Praka Mar M Kori salah satu prajurit Yonif 9 Marinir yang tewas tertimbun longsor di Cisarua, Jawa Barat dimakamkan. Pemakaman berlangsung diwarnai isak tangis keluarga.
Pantauan infoSumbagsel di Desa Kibang, Kecamatan Metro Kibang, Lampung Timur prosesi pemakaman dilaksanakan dengan resmi disertai tembakan salvo.
Tangis keluarga pecah tatkala peti almarhum Kori dimasukkan ke liang lahat di Tempat Pemakaman Umum (TPU) Desa Kibang. Terlihat ibunda Kori, istri serta putrinya yang masih berusia 2,8 tahun tak henti-hentinya meneteskan air mata.
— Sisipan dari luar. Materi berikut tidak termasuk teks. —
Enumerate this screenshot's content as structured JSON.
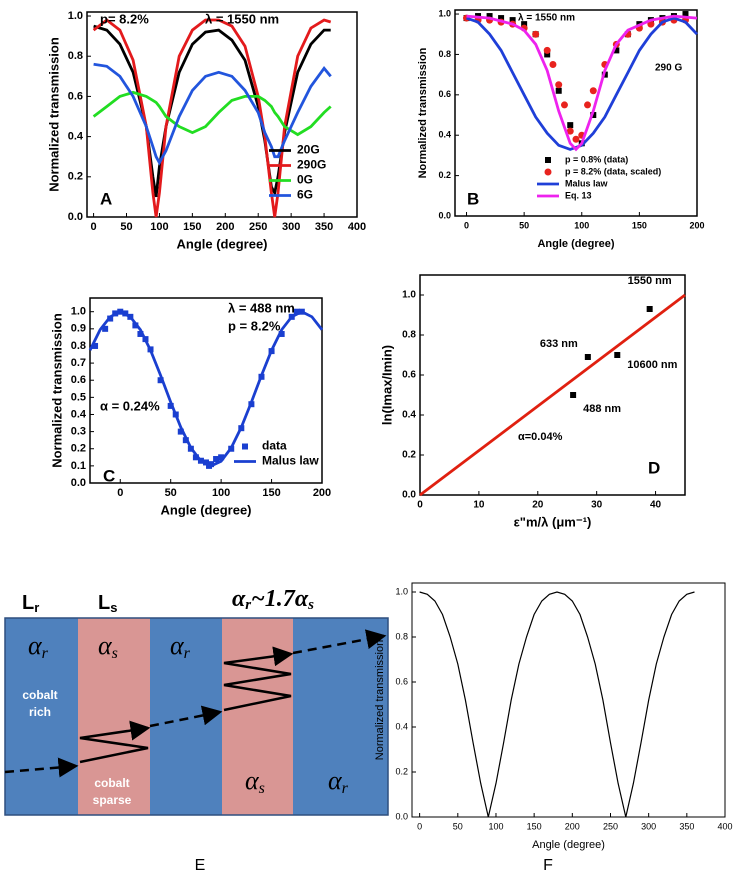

Bayu Firnanda, sepupu Kori mengaku tak menyangka peristiwa tersebut terjadi. Menurut dia, Kori merupakan sosok yang baik dan peduli keluarga.
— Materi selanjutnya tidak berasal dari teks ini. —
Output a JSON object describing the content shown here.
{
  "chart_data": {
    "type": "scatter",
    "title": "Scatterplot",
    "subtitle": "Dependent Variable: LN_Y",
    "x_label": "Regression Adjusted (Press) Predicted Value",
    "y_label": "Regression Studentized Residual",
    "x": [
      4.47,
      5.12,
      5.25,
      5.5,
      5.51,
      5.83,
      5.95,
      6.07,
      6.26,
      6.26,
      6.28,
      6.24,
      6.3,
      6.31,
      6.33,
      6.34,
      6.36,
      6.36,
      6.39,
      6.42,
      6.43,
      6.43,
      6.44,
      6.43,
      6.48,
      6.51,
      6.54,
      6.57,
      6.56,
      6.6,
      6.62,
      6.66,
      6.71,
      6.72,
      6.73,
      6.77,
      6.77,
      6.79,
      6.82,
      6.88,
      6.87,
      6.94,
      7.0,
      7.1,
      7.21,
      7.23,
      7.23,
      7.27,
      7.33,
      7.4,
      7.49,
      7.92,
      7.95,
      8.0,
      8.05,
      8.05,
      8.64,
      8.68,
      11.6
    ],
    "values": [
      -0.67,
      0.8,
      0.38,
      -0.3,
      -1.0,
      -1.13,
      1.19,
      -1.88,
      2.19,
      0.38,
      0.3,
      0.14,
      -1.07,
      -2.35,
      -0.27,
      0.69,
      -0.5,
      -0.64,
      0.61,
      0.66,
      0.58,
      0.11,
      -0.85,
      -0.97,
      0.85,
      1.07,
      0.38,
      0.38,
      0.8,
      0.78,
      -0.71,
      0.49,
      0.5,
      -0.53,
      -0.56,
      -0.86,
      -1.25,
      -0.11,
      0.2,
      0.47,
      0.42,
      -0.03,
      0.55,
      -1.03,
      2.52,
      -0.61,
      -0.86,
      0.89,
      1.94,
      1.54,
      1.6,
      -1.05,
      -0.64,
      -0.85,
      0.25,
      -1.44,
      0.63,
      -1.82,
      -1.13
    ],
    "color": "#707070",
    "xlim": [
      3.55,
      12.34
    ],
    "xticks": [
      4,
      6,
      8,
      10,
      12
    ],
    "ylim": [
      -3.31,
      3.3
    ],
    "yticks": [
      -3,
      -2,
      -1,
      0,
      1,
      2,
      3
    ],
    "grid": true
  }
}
“Sudah lama nggak ketemu dia (Kori), sudah buat janji malam tahun baruan bersama tapi rupanya nggak jadi pulang. Nggak nyangka dengar kabar jadi korban longsor,” katanya, Senin (26/1/2026).
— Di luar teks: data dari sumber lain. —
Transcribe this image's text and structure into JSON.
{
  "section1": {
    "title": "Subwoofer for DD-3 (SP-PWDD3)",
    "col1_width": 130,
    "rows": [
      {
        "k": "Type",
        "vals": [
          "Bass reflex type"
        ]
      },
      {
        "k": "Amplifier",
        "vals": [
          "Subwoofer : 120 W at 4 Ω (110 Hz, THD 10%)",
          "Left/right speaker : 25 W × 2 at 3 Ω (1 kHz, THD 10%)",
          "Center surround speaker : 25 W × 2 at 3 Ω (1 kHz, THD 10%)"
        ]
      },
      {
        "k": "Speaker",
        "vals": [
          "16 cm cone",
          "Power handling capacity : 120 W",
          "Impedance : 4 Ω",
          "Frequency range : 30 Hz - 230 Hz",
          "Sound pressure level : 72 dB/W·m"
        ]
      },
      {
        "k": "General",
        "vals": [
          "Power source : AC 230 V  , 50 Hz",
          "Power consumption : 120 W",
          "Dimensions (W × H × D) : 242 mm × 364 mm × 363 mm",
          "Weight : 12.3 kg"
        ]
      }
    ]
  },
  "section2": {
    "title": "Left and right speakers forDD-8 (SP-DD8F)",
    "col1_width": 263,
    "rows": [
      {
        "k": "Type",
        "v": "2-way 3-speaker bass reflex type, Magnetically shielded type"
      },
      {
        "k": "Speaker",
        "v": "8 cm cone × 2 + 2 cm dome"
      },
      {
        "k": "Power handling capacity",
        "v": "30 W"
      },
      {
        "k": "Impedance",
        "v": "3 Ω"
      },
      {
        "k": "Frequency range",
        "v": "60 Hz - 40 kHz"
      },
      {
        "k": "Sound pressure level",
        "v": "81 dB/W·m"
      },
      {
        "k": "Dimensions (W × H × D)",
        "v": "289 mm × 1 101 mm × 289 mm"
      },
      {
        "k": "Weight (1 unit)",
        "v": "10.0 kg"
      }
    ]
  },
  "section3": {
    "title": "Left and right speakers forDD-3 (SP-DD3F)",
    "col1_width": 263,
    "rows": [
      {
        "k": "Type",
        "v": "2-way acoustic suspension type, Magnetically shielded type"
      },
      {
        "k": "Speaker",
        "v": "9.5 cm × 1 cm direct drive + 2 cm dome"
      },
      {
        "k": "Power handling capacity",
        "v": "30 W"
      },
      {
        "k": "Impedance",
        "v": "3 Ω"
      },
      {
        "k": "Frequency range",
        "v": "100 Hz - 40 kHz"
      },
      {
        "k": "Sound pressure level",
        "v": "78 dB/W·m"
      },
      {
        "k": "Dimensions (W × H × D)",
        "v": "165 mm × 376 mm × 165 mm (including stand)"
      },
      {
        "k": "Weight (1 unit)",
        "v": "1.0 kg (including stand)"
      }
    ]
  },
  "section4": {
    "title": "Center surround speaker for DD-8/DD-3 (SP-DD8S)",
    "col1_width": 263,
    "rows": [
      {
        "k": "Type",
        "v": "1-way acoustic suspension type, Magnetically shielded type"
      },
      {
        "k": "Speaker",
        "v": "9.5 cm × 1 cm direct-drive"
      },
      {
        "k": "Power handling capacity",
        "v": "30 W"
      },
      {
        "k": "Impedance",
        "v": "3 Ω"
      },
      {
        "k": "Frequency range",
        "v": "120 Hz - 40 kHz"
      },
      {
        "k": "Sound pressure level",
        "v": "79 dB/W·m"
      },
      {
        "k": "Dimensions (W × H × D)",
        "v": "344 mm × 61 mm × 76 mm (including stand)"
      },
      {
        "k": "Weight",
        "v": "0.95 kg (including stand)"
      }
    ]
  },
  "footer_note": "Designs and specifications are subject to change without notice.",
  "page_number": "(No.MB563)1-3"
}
Menurut Bayu, Kori dikenal sebagai sosok yang baik dan berjiwa sosial tinggi serta sayang dengan keluarga besarnya.
“Kori ini saya akui baik, sopan juga. Nggak sombong sama saudara-saudaranya. Kabar Kori meninggal itu setelah keluarga kasih informasi itu,” lanjutnya.
Untuk diketahui, Praka M Kori menjadi korban longsor tamu terjadi pada Sabtu (24/1/2026) kemarin di Desa Cisarua, Kabupaten Bandung Barat, Jawa Barat.
Ia tertimbun longsor bersama 23 prajurit lainnya yang tengah menggelar latihan untuk persiapan penugasan pengamanan wilayah perbatasan Indonesia dan Papua Nugini.